What compels me most is asking, how shall I contribute?—if Queer is in flux and if Queer abandons the need to identify and if Queer is inclusive and if Queer is because of othering and if Queer is a hurtful term and if Queer is armor to protect against hatred and if Queer is more than LGBT and if deviating is Queer and if Queer is digging deeper and if Queer is possible and if my art can Queer and if Queer has existed since humanity and if Queer is a process that never ends… then the question of whether or not I might be queer seems irrelevant when filtered through this chorus of artists and ideas. For better or worse, external forces may or may not call me queer, but to agonize over such a static label identity would be an inherent contradiction.

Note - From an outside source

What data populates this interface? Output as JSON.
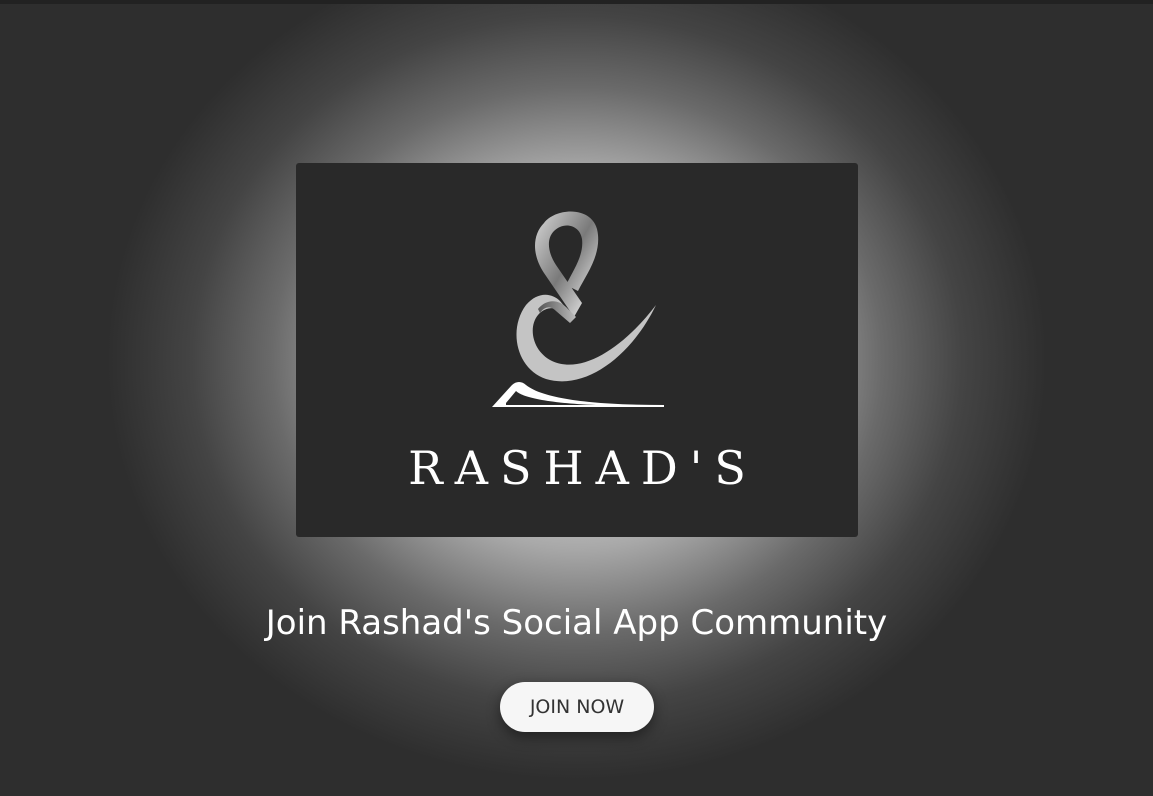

In regards to Too Much A Performance Marathon, I like how Julie Phelps describes it, “It‘s about queer performance not queer performers—personal identity politics are not what we are concerned with in the creation of this event. The artists are creating a Queer(ed) way to do performance. This could be anything from attempting to warp the audience’s perception of time, or to shift the relationship of viewer and performer, or presenting subject matter or bodies or ideologies or images that may not find space in ‘normal’ performance. Further, there is something Queer about the format of a marathon in general. Simply smashing performance art, dance theater, live art/installation performance, video art, storytelling, spoken word, food art, and drag into one event is a departure from any kind of ‘normal’ theater experience.”

This article appeared in the January/February 2010 issue of In Dance.